Looking Back at the University of Delaware
December 24, 2007
by Emily Guidry
When FIRE first heard reports of a mandatory thought reform program at the University of Delaware (UD) this fall, we began an investigation that led to our exposing a deeply disturbing attempt at ideological reeducation—right in the residence halls of a public university in America.
The buzzword du jour used to describe the UD program was “shocking,” and that classification was spot-on. In fact, the details of the Residence Life program were so shocking that we fielded hundreds of calls and e-mails from the media, our supporters, our allies, and the general public questioning the validity of our claims. But FIRE posted the catalog of program materials
on our website, and we directed people to read the language UD used. We asked them to judge for themselves whether this program has a place at any university, let alone a public institution of higher learning in the U.S.

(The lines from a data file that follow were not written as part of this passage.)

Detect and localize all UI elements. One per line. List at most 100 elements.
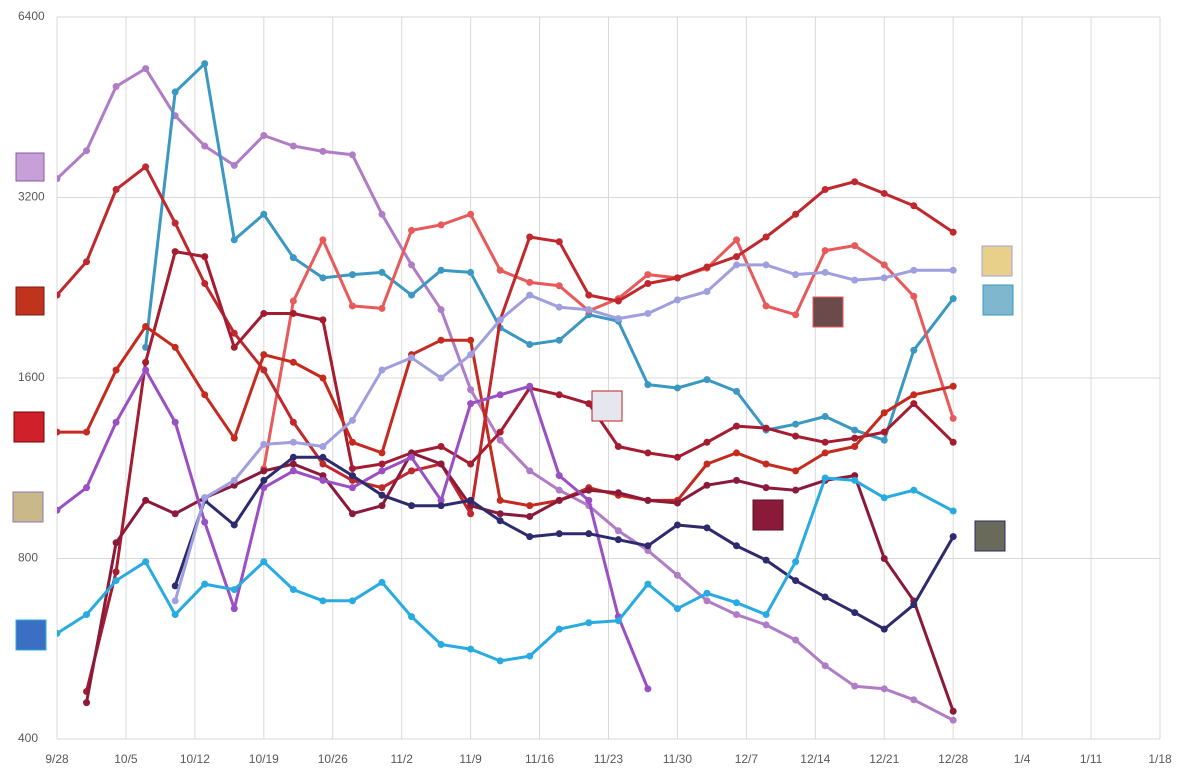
data-point	[585, 496, 593, 504]
data-point	[762, 556, 770, 564]
data-point	[142, 366, 150, 374]
plot-area	[57, 60, 957, 724]
data-point	[733, 449, 741, 457]
data-point	[171, 219, 179, 227]
icon	[15, 286, 45, 316]
data-point	[437, 496, 445, 504]
data-point	[949, 295, 957, 303]
y-tick-label: 6400	[18, 9, 45, 23]
data-point	[171, 611, 179, 619]
data-point	[467, 210, 475, 218]
data-point	[408, 226, 416, 234]
data-point	[880, 436, 888, 444]
data-point	[851, 682, 859, 690]
data-point	[585, 306, 593, 314]
data-point	[171, 248, 179, 256]
data-point	[230, 476, 238, 484]
data-point	[792, 636, 800, 644]
data-point	[910, 346, 918, 354]
data-point	[142, 163, 150, 171]
data-point	[703, 597, 711, 605]
data-point	[437, 442, 445, 450]
data-point	[112, 83, 120, 91]
data-point	[762, 621, 770, 629]
data-point	[880, 261, 888, 269]
data-point	[644, 685, 652, 693]
data-point	[83, 611, 91, 619]
data-point	[762, 233, 770, 241]
data-point	[230, 481, 238, 489]
data-point	[851, 178, 859, 186]
data-point	[437, 460, 445, 468]
data-point	[821, 662, 829, 670]
data-point	[408, 613, 416, 621]
data-point	[910, 266, 918, 274]
data-point	[644, 279, 652, 287]
x-tick-label: 11/23	[594, 752, 623, 766]
data-point	[348, 416, 356, 424]
data-point	[792, 420, 800, 428]
data-point	[614, 527, 622, 535]
data-point	[733, 599, 741, 607]
data-point	[851, 442, 859, 450]
x-tick-label: 1/11	[1080, 752, 1103, 766]
data-point	[614, 297, 622, 305]
series-line	[85, 451, 955, 712]
series-line	[262, 212, 955, 469]
data-point	[57, 428, 61, 436]
data-point	[821, 593, 829, 601]
data-point	[83, 699, 91, 707]
icon	[982, 284, 1014, 316]
data-point	[142, 358, 150, 366]
data-point	[614, 617, 622, 625]
data-point	[555, 391, 563, 399]
data-point	[496, 266, 504, 274]
x-tick-label: 9/28	[45, 752, 69, 766]
data-point	[555, 486, 563, 494]
data-point	[467, 268, 475, 276]
data-point	[408, 453, 416, 461]
data-point	[201, 580, 209, 588]
data-point	[555, 238, 563, 246]
data-point	[142, 496, 150, 504]
data-point	[614, 315, 622, 323]
data-point	[83, 484, 91, 492]
data-point	[851, 609, 859, 617]
data-point	[289, 309, 297, 317]
data-point	[142, 65, 150, 73]
x-tick-label: 11/16	[525, 752, 554, 766]
data-point	[260, 558, 268, 566]
data-point	[437, 306, 445, 314]
y-tick-label: 1600	[18, 370, 45, 384]
data-point	[260, 309, 268, 317]
data-point	[260, 132, 268, 140]
data-point	[201, 142, 209, 150]
x-tick-label: 1/18	[1148, 752, 1172, 766]
icon	[591, 390, 623, 422]
data-point	[201, 391, 209, 399]
data-point	[260, 210, 268, 218]
data-point	[230, 329, 238, 337]
data-point	[673, 296, 681, 304]
x-tick-label: 10/5	[114, 752, 138, 766]
data-point	[496, 428, 504, 436]
data-point	[614, 536, 622, 544]
series-line	[173, 455, 955, 631]
x-tick-label: 12/14	[800, 752, 830, 766]
data-point	[526, 291, 534, 299]
data-point	[348, 597, 356, 605]
data-point	[289, 142, 297, 150]
data-point	[201, 279, 209, 287]
data-point	[467, 502, 475, 510]
data-point	[910, 292, 918, 300]
data-point	[496, 517, 504, 525]
data-point	[496, 436, 504, 444]
data-point	[112, 539, 120, 547]
data-point	[673, 453, 681, 461]
data-point	[378, 449, 386, 457]
data-point	[821, 247, 829, 255]
data-point	[851, 276, 859, 284]
data-point	[762, 611, 770, 619]
data-point	[319, 442, 327, 450]
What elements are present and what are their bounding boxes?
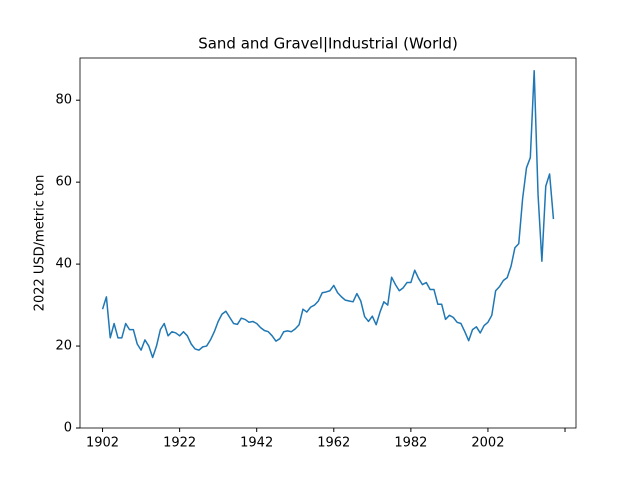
x-tick-label: 2002	[471, 436, 504, 451]
x-tick-label: 1942	[240, 436, 273, 451]
x-tick-label: 1962	[317, 436, 350, 451]
x-tick-label: 1922	[163, 436, 196, 451]
x-tick-label: 1982	[394, 436, 427, 451]
y-tick-label: 80	[55, 93, 72, 108]
y-tick-label: 60	[55, 175, 72, 190]
series-line	[101, 69, 555, 359]
y-tick-label: 40	[55, 257, 72, 272]
y-tick-label: 20	[55, 339, 72, 354]
y-axis-label: 2022 USD/metric ton	[33, 175, 48, 312]
y-tick-label: 0	[64, 421, 72, 436]
plot-frame	[79, 57, 577, 429]
chart-title: Sand and Gravel|Industrial (World)	[198, 35, 458, 53]
x-tick-label: 1902	[86, 436, 119, 451]
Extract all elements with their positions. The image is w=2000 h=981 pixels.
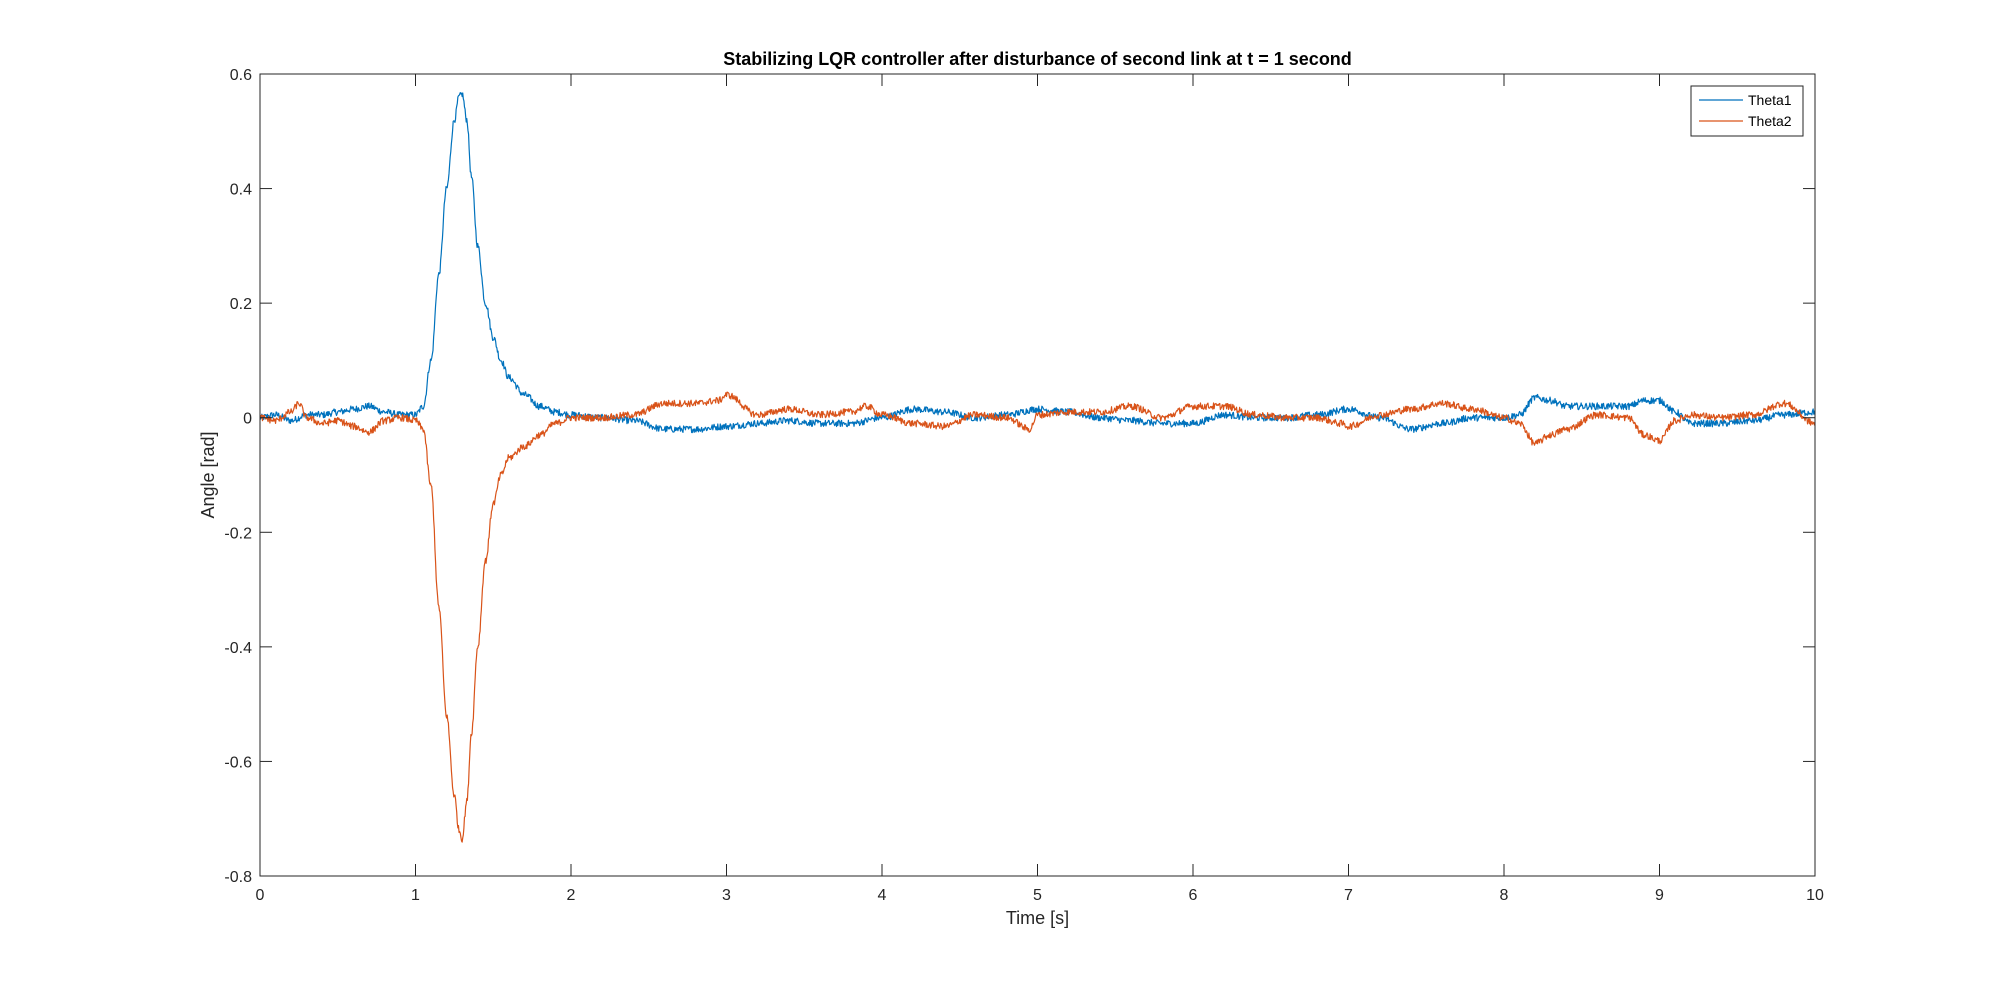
series-line-theta2 — [259, 391, 1816, 843]
chart-title: Stabilizing LQR controller after disturb… — [723, 49, 1352, 69]
x-tick-label: 3 — [722, 887, 731, 904]
x-tick-label: 8 — [1500, 887, 1509, 904]
tick-layer: 0 1 2 3 4 5 6 7 8 9 10 0.6 0.4 0.2 0 -0.2 -0.4 -0.6 -0.8 — [224, 67, 1824, 904]
y-tick-label: 0.6 — [230, 67, 252, 84]
x-tick-label: 0 — [256, 887, 265, 904]
y-tick-label: -0.2 — [224, 525, 252, 542]
legend-label-theta1: Theta1 — [1748, 92, 1792, 108]
x-tick-label: 9 — [1655, 887, 1664, 904]
y-tick-label: 0.4 — [230, 182, 252, 199]
x-axis-label: Time [s] — [1006, 908, 1069, 928]
y-tick-label: 0 — [243, 411, 252, 428]
y-tick-label: 0.2 — [230, 296, 252, 313]
series-layer — [259, 92, 1816, 843]
plot-area — [260, 74, 1815, 876]
x-tick-label: 5 — [1033, 887, 1042, 904]
y-tick-label: -0.4 — [224, 640, 252, 657]
x-tick-label: 6 — [1189, 887, 1198, 904]
x-tick-label: 2 — [567, 887, 576, 904]
x-tick-label: 4 — [878, 887, 887, 904]
y-tick-label: -0.6 — [224, 754, 252, 771]
x-tick-label: 1 — [411, 887, 420, 904]
legend: Theta1 Theta2 — [1690, 85, 1804, 137]
y-tick-label: -0.8 — [224, 869, 252, 886]
x-tick-label: 7 — [1344, 887, 1353, 904]
legend-label-theta2: Theta2 — [1748, 113, 1792, 129]
legend-box — [1690, 85, 1804, 137]
x-tick-label: 10 — [1806, 887, 1824, 904]
y-axis-label: Angle [rad] — [198, 431, 218, 518]
series-line-theta1 — [259, 92, 1816, 434]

Lest we forget how outrageous the situation at UD was, here’s a recap:
Before FIRE stepped in, approximately 7,000 students living in UD dorms were required to attend training sessions, floor meetings, and even one-on-one sessions with student Resident Assistants (RAs) where they were pressured to comply with university-approved views on issues such as politics, sexuality, and moral philosophy—highly subjective and personal topics. UD’s program tried to erase the personal viewpoints held by individual students—those that make a student body truly diverse—and replace them with what the university deemed a “correct” ideology.
The RAs running these sessions were forced to go to “diversity facilitation meetings,” where they were taught UD-sanctioned views, including “[a] racist is one who is privileged and socialized on the basis of race by a white supremacist (racist) system. The term applies to all white people (i.e., people of European descent) living in the United States, regardless of class, gender, religion, culture or sexuality.”
Did you catch that? According to UD materials, all white people are inherently and unavoidably racist simply because they are white, and RAs were forced to accept this indiscriminate definition as part of their reeducation.
After going through the training program, the RAs were expected to facilitate the same types of thought reform among students under their care. In mandatory one-on-one sessions between dorm students and their RAs, unsuspecting students were assailed with unbelievably disturbing and invasive questions about their personal lives, such as “When did you discover your sexual identity?” These questions were just part of the uncomfortable one-on-one sessions that the university’s own materials referred to as “treatments.” That’s right, UD called these sessions “treatment” for students’ incorrect attitudes and beliefs, as though students’ ideologies were inherently wrong upon entering the university and needed reform.
When the story broke, testimonials from students who were forced to endure these sessions poured in to FIRE, and we heard countless tales from individuals who said they felt terribly disconcerted and embarrassed by the nature of the questions their RAs asked them. We also learned that taking a stance against the UD-endorsed ideologies or missing sessions was not a viable option for UD students. Instead, such behavior often resulted in a written report from a student’s RA, sent straight to supervising staff members in the Residence Life department. For example, when one student was asked “When did you discover your sexual identity?” she (quite understandably) replied, “That is none of your damn business!” Not surprisingly, when her RA reported back on her one-on-one sessions, she identified this student’s session as one of the “worst.”
Thanks to FIRE, UD’s thought reform program is now defunct, according to school officials
. Students will no longer be forced to accept the school’s philosophical or political principles at the price of sacrificing the beliefs that make them unique individuals. FIRE continues to monitor the situation there to ensure that the program is, in fact, gone.
Supreme Court Justice William Brennan correctly identified America’s public universities as “peculiarly the ‘marketplace of ideas,’” meant to foster individual educational growth and to introduce students to concepts they may or may not have encountered before college. It is not the job of a public university—a state agency, after all—to shove its own views down its students throats, telling them what they may or may not believe and which ideologies are acceptable for them to adopt.
If our colleges and universities afforded their students the First Amendment freedoms they rightfully deserve, egregious offenses to students’ constitutional liberties like the one at UD wouldn’t happen. Maybe FIRE wouldn’t be inundated with requests from students to investigate similar programs at their schools, as well as the many other cases we handle every year dealing with other constitutional violations.
But instead, the case submissions arrive steadily, and we are standing by for 2008, ready to help students from across the country when they have been wrongly denied their rights.